Why is the B-3 such a funky instrument? I don't know, but I'm looking for answers. So if you have a pet theory, some historical facts, etc., please e-mail me and I will include it.
Tom Tuson of Hammond-Suzuki USA uploaded some GIFs of their promotional brochures to Compu$erve's MIDI forum. There's an XB-2, XC-3, and an A-205 Chapel Console with built-in speakers. And, the other ... Yes! Finally, THE BEAST IS BACK!!! I kid you not! In the words of Hammond-Suzuki: "The B-3 Is Back! Hammond proudly introduces the B-3 for the 90's! - a brand-new, innovative instrument worthy of its heritage. This all-new instrument faithfully duplicates the sound of its famous predecessor, plus new capabilities never before dreamed of!"
Looks a lot like the original. The legend is reincarnated:The Nov. '91 Keyboard issue has a comparison of B-3 wannabes (an article entitled "To B or Not To B"): the Korg CX-3, the Rhodes VK-1000, the VOCE DMI-64 MKII and Hammond-Suzuki's own XB-2 were compared to the B-3. The Rhodes and the XB-2 came close, but all paled in tests of Authenticity, Sound Quality, Balls, Leslie Simulation, Playability and Keyboard Feel.
Long live the B-3 ... er, the XB-3!
If you're looking for MIDI samples, Barbara Dennerlein recorded B-3 Sampling CD (Best Service 10) available for $99 at Keyboard stores. This 92 track, 73+ mns. disc has complete B-3 samples in halftone steps, with over 350 riffs & licks from jazz to techno.
Laurens Hammond invented his electric organ in the early 30's, and also patented 3-D movies and missile control systems. He was an engineer who did not play an instrument, and was jealous that the Leslie company built better speakers for his organs than his own. The Hammond "organ" was introduced at the Industrial Arts Exposition on April 15, 1935 by the Hammond Clock Co. of Chicago (now Hammond-Suzuki USA, Inc., Lombard, Ill., 708-620-6633).
The Hammond was marketed as an organ which could produce the pipe organ sound, but didn't weigh/cost as much as the church itself.

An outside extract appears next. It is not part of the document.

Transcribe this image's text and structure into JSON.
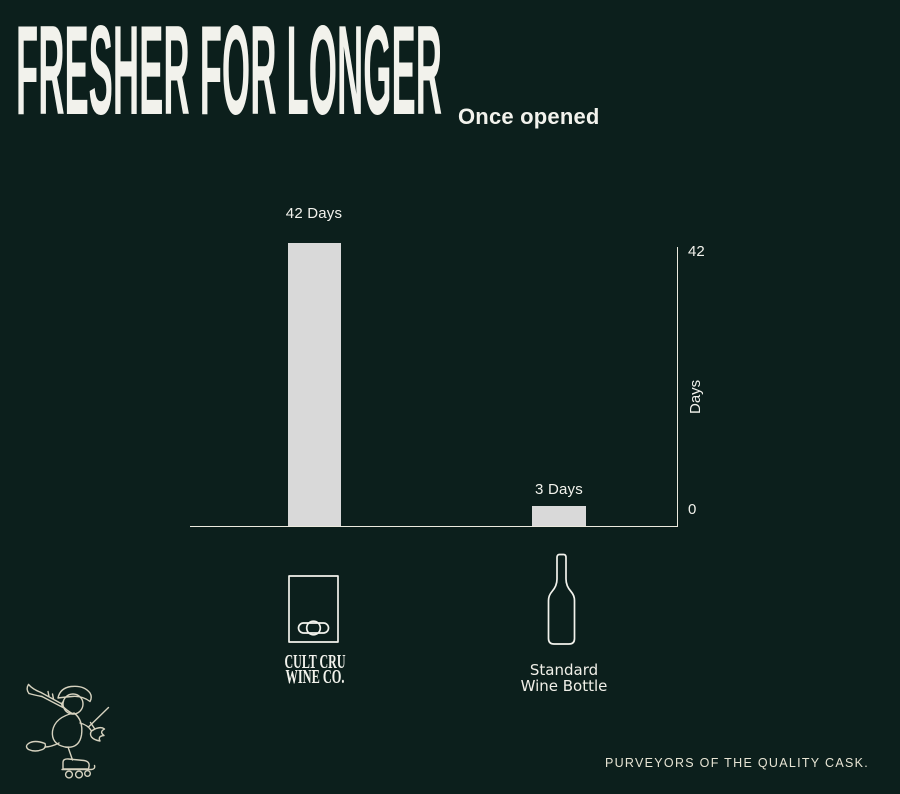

It was relatively small in comparison to other organs (Wurlitzers). It was also a less expensive organ which made its way into inner city churches. This is where its use in hymns, spirituals and gospel influenced Jazz and Blues artists.

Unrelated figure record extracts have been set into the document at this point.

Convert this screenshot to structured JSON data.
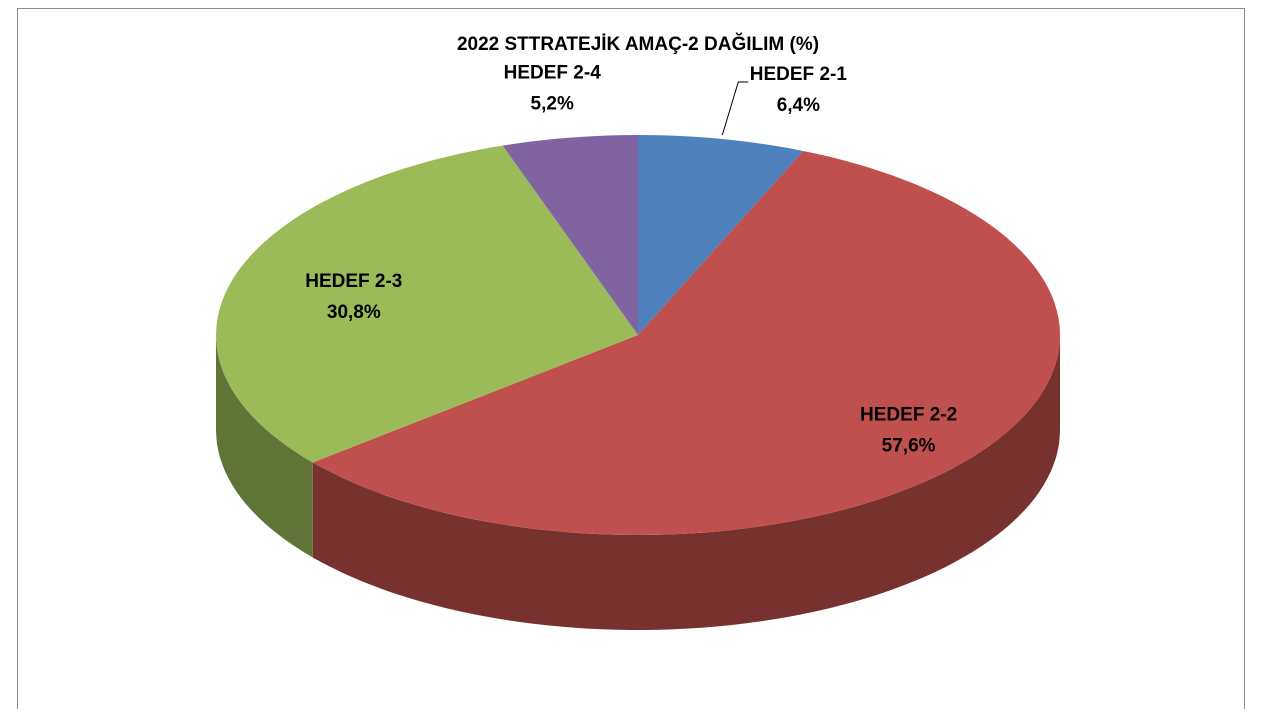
{
  "chart_data": {
    "type": "pie",
    "title": "2022  STTRATEJİK AMAÇ-2 DAĞILIM (%)",
    "categories": [
      "HEDEF 2-1",
      "HEDEF 2-2",
      "HEDEF 2-3",
      "HEDEF 2-4"
    ],
    "values": [
      6.4,
      57.6,
      30.8,
      5.2
    ],
    "value_labels": [
      "6,4%",
      "57,6%",
      "30,8%",
      "5,2%"
    ],
    "colors": [
      "#4f81bd",
      "#c0504d",
      "#9bbb59",
      "#8064a2"
    ]
  }
}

Other cheap uses for it were "accompanying music of radio dramas (especially soaps) and, yes, probably in some roller rinks. To a degree, these other uses are the ones that suffuse the reception of this music by most consumers: the organ's use in such "corny" places ..." (Milutis)
Hammond's aggressive marketing coincided with the final phase of the slow death of the pipe organ industry. The leaders of the industry convinced the FTC that Hammond's ads were partly responsible, and took the matter to the Senate, who never allowed a tone/wave analysis as evidence. Despite the fact that musicians and non-musicians alike couldn't tell the difference between a pipe organ and a Hammond in a blindfold test, they decided to forbid Hammond to advertise its organs as sounding like pipe organs, but allowed him to call his electric instrument ("electrotone") an organ regardless. The publicity of the hearings drove Hammond's sales, which more than offset the cost of defending the case.
A subject of debate among keyboard players is the notion that the Hammond was the first synthesizer. From what I gather, it was the first electronic keyboard instrument, but can't really be called a synthesizer by today's standards. A precursor to the synth seems to be the consensus on its status.
The B-3 was introduced in 1954, and discontinued in 1974. The Keyboard issue has articles on the B-3's construction, and what to look for when buying one. The Hammond List has put together a FAQ with a lot of info on Hammond organs and Leslie speakers culled from the experience of many people.
There is an indispensable compilation from Blue Note called So Blue So Funky: Heroes of the Hammond Vols. 1 & 2, available in the U.K. only. Vol.1 was released in the U.S. under the title Blue Funk. Check out Johnny Lytle's "Minor Soul" which has plenty, plenty soul (Jimmy Foster on organ: any info on this artist would be appreciated). Lytle is a vibes player, but always plays in an organ combo. Two of his albums were reissued on a 2on1 CD, The Loop/New & Groovy (BGP).
There are also a lot of rare grooves with great Hammond (& other organs) which can be found on compilations from the U.K. and from San Francisco's Luv N' Haight records.